Here $f_{\Omega} = 1/$ L$^n({\Omega}) \int_{\Omega} f$ $d$L$^n$ and L is the Lebesgue measure.
I have an idea but I can't formalize it: I reason by contradiction and try to use the compactness theorem. Now I'm stuck. Some hints?
This is what I've found:
For every $n > 0$ there exists $f_n$ such that:
$\Vert f_n-f_{n,\Omega}\Vert_{L^p(\Omega)} > n \Vert Df_n\Vert_{L^p(\Omega)}$
Now, I choose $g_n = \dfrac{f_n-f_{n,\Omega}}{\Vert f_n-f_{n,\Omega}\Vert_{L^p}}$. It's quite simple to see that $g_n \in W^{1,p}, g_{n,\Omega}=0$ and $ \Vert g_n \Vert_{L^p} =1 $ for every $n$.
By compactness theorem there exists a subsequnce $\{ g_{n_j} \}_j$ and $g \in W^{1,p}$ such that $g_{n_j} \to g$ in $L^p$. Now, $g_{\Omega} = 0$ and we may assume wlog $ \Vert g \Vert=1 $. From here issues start.
My idea is to show that $\nabla g = 0$ in $\Omega$.
If it holds then $g$ is constant in $\Omega$ and thus $g = 0$ necessarily, which is absurd since $ \Vert g \Vert=1 $.

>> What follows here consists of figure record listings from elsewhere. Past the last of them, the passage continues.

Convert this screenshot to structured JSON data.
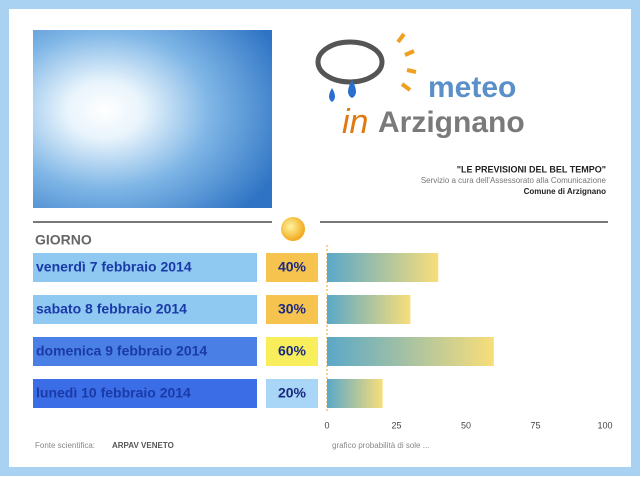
{
  "header": {
    "logo_top": "meteo",
    "logo_in": "in",
    "logo_bottom": "Arzignano",
    "tagline": "\"LE PREVISIONI DEL BEL TEMPO\"",
    "service": "Servizio a cura dell'Assessorato alla Comunicazione",
    "comune": "Comune di Arzignano"
  },
  "chart_data": {
    "type": "bar",
    "column_title": "GIORNO",
    "categories": [
      "venerdì 7 febbraio 2014",
      "sabato 8 febbraio 2014",
      "domenica 9 febbraio 2014",
      "lunedì 10 febbraio 2014"
    ],
    "category_colors": [
      "#8fc9f2",
      "#8fc9f2",
      "#4a7fe6",
      "#3b6ee6"
    ],
    "values": [
      40,
      30,
      60,
      20
    ],
    "value_labels": [
      "40%",
      "30%",
      "60%",
      "20%"
    ],
    "label_colors": [
      "#f6c44e",
      "#f6c44e",
      "#f8ee5c",
      "#a9d6f6"
    ],
    "xlim": [
      0,
      100
    ],
    "xticks": [
      0,
      25,
      50,
      75,
      100
    ],
    "caption": "grafico probabilità di sole ...",
    "source_label": "Fonte scientifica:",
    "source": "ARPAV VENETO"
  }
}
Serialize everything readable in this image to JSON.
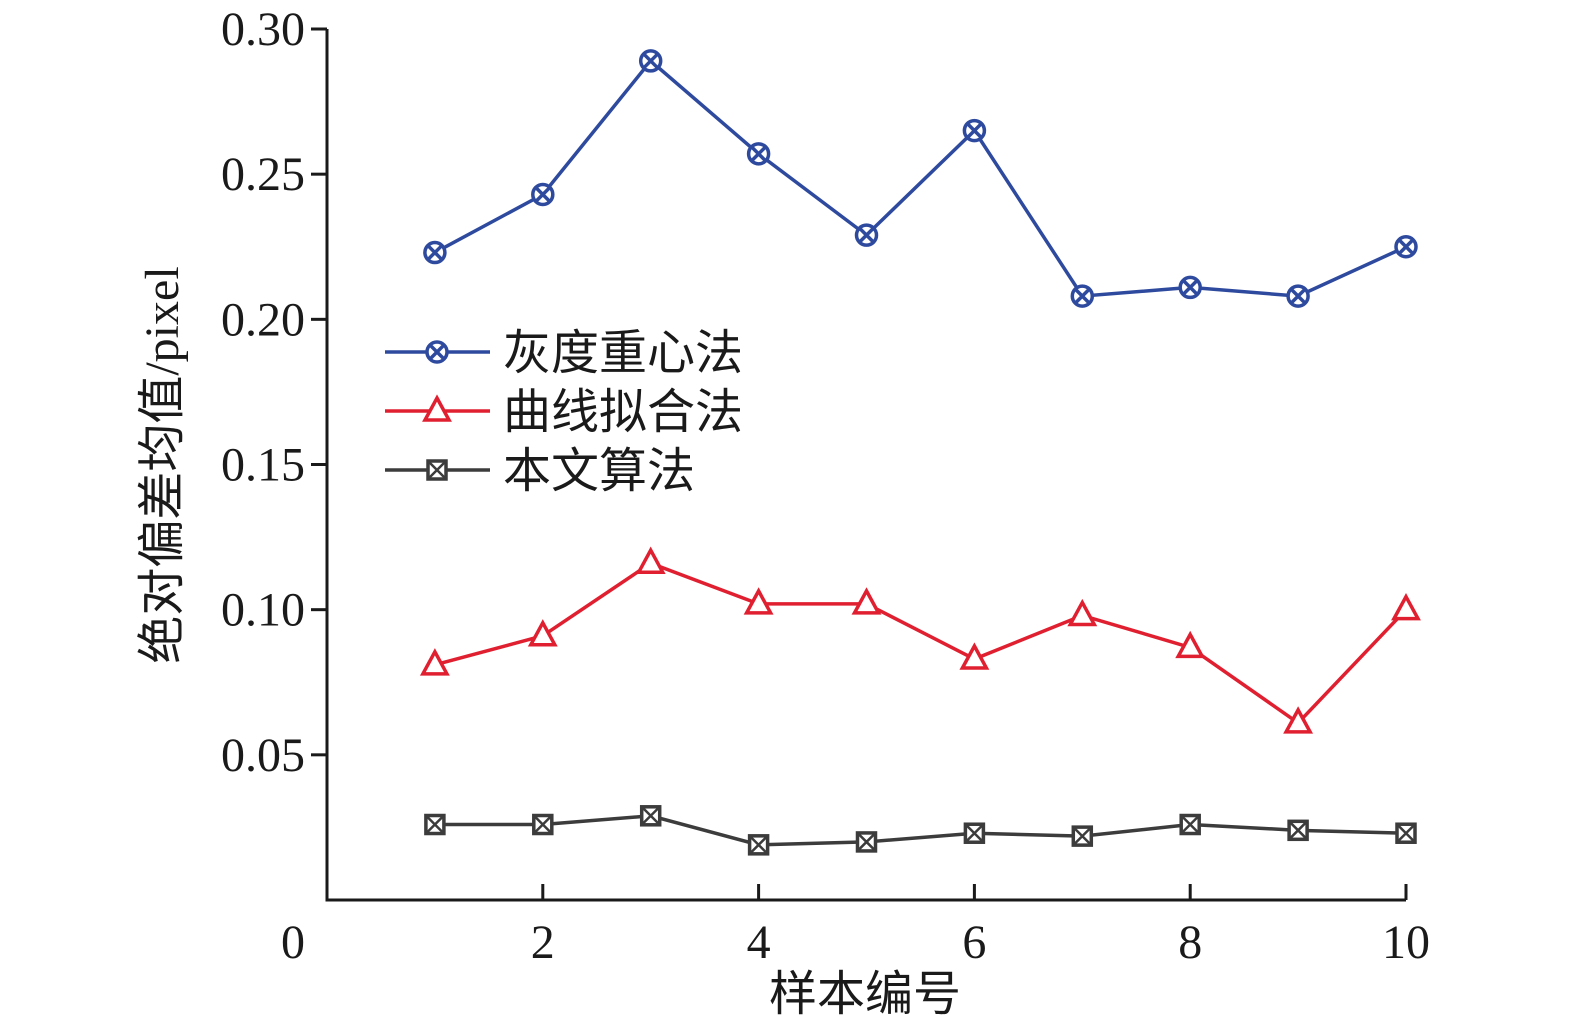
{
  "chart_data": {
    "type": "line",
    "x_label": "样本编号",
    "y_label": "绝对偏差均值/pixel",
    "x": [
      1,
      2,
      3,
      4,
      5,
      6,
      7,
      8,
      9,
      10
    ],
    "xlim": [
      0,
      10
    ],
    "xticks": [
      0,
      2,
      4,
      6,
      8,
      10
    ],
    "ylim": [
      0,
      0.3
    ],
    "yticks": [
      0.05,
      {
        "value": 0.1,
        "label": "0.10"
      },
      0.15,
      {
        "value": 0.2,
        "label": "0.20"
      },
      0.25,
      {
        "value": 0.3,
        "label": "0.30"
      }
    ],
    "grid": false,
    "legend": "upper left",
    "series": [
      {
        "name": "灰度重心法",
        "color": "#2e4a9e",
        "marker": "circle-x",
        "values": [
          0.223,
          0.243,
          0.289,
          0.257,
          0.229,
          0.265,
          0.208,
          0.211,
          0.208,
          0.225
        ]
      },
      {
        "name": "曲线拟合法",
        "color": "#e02030",
        "marker": "triangle",
        "values": [
          0.081,
          0.091,
          0.116,
          0.102,
          0.102,
          0.083,
          0.098,
          0.087,
          0.061,
          0.1
        ]
      },
      {
        "name": "本文算法",
        "color": "#3c3c3c",
        "marker": "square-x",
        "values": [
          0.026,
          0.026,
          0.029,
          0.019,
          0.02,
          0.023,
          0.022,
          0.026,
          0.024,
          0.023
        ]
      }
    ]
  }
}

How can I prove $\nabla g = 0$?
Best Answer
Suppose that for every $m > 0$ there exists a function $f_m \in W^{1,p}(\Omega)$ such that
$\int_{\Omega} \vert f_m - (f_m)_{\Omega} \vert^p > m \int_{\Omega} \vert Df_m \vert^p$
In order to use compactness theorem we need a bounded sequnce of functions in $W^{1,p}$. We can choose $g_m := \dfrac{f_m - (f_m)_{\Omega}}{\Vert f_m - (f_m)_{\Omega} \Vert_{L^p}}$
Clearly $\Vert g_m\Vert_{L^p} = 1$ and $(g_m)_{\Omega} = 0$ for every $m$. Thus $\int_{\Omega} \vert D g_m \vert ^p < 1/m$ and so $\Vert g_m \Vert_{W^{1,p}}$ is bounded.

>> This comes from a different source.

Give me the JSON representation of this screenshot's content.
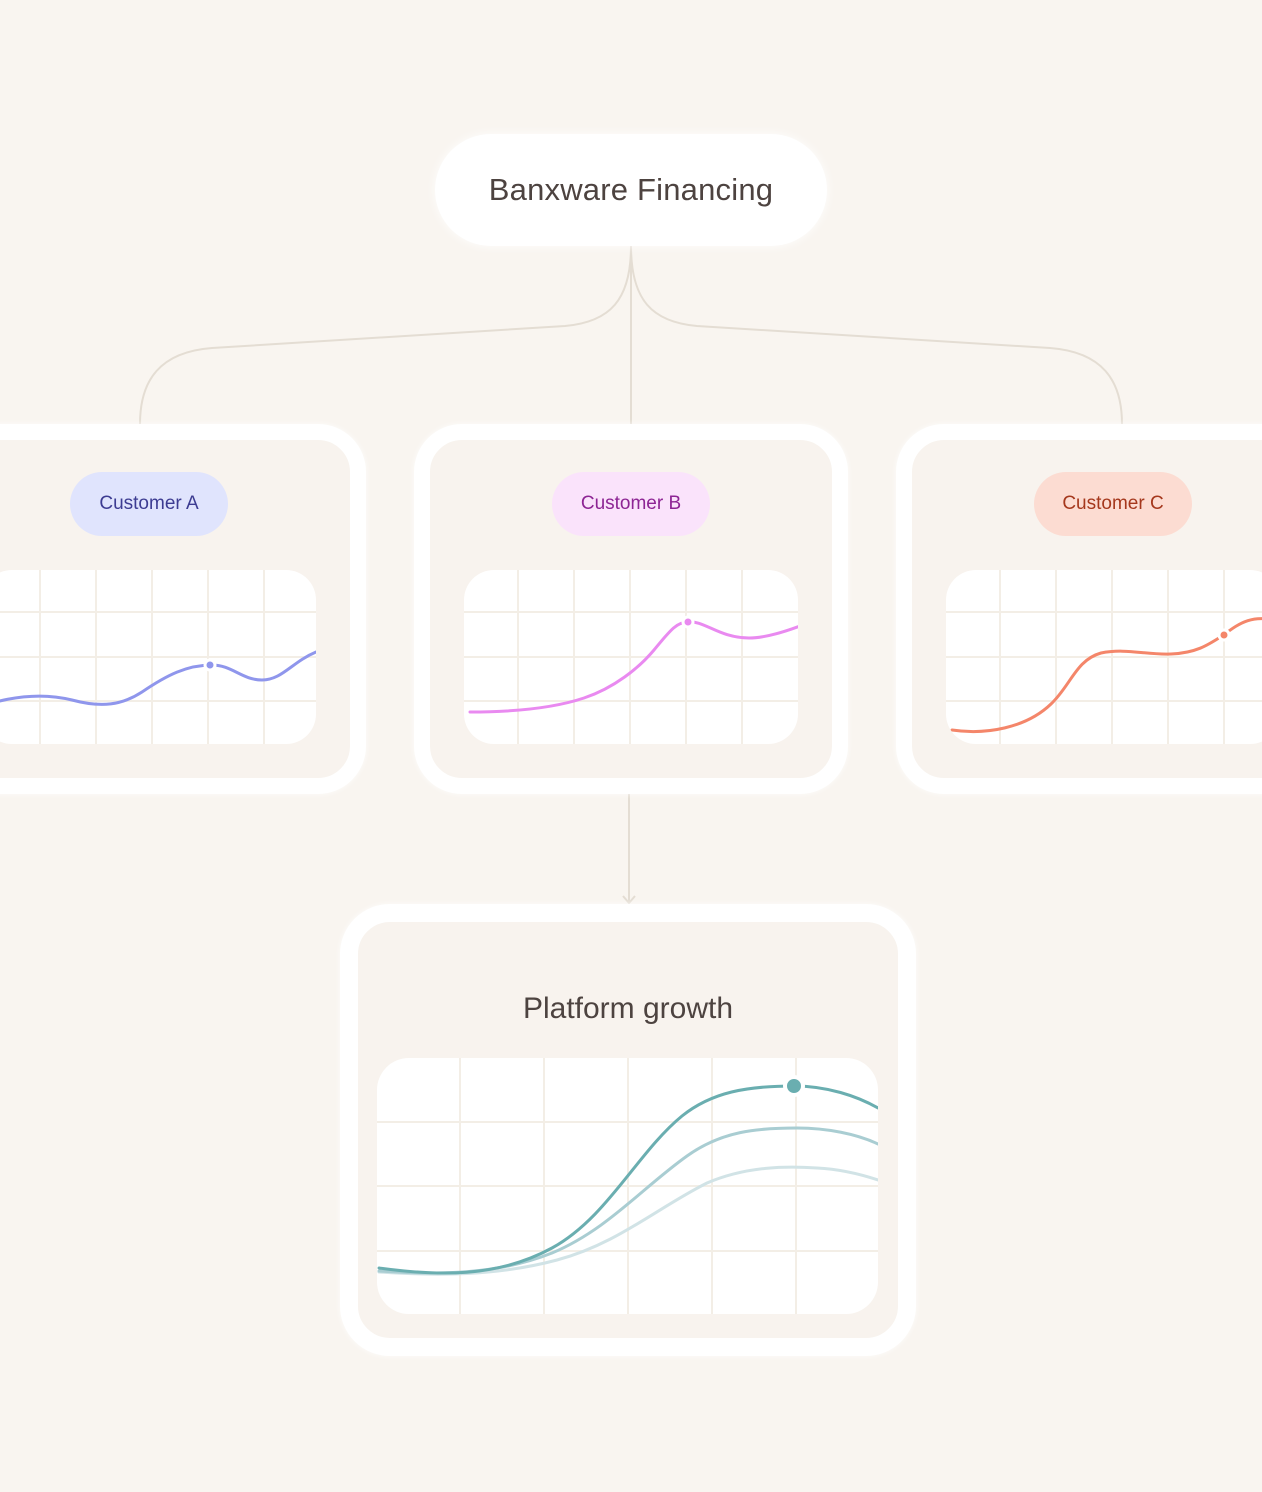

By the theorem there exists $\{ g_{m_j} \}_j \subset W^{1,p}(\Omega)$ and $g \in W^{1,p}(\Omega)$ such that $\Vert g_{m_j} - g \Vert_{L^p} \to 0$. Wlog we can suppose $\Vert g \Vert_{L^p} = 1$ and clearly $g_{\Omega} = 0$.
Now, our next goal is to prove that $g_{x_i} = \dfrac{\partial g}{\partial x_i} = 0$ for every $i=1,\dots ,n$. We use the definition of weak derivative and Holder's inequality.
For every $i =1, \dots, n$ and for every $ \phi \in C^1_c(\Omega)$ we have
$\vert \int_{\Omega} g \phi_{x_i} \vert = \lim_{j \to \infty} \vert \int_{\Omega} \phi (g_{n_j})_{x_i} \vert \leq \lim_{j \to \infty} (\int_{\Omega} \vert Dg_{n_j} \vert ^p)^{1/p} (\int_{\Omega} \vert \phi \vert^{p'})^{1/p'}$.
We have disovered $g \in W^{1,P}$ and $Dg = 0$ in $\Omega$. But $\Omega$ is a domain, in particular it is connected. Then, since $g_{\Omega} = 0$, we have $g = 0$ in the whole $\Omega$. On contrary $\Vert g \Vert_{L^p} = 1$. We have our absurd.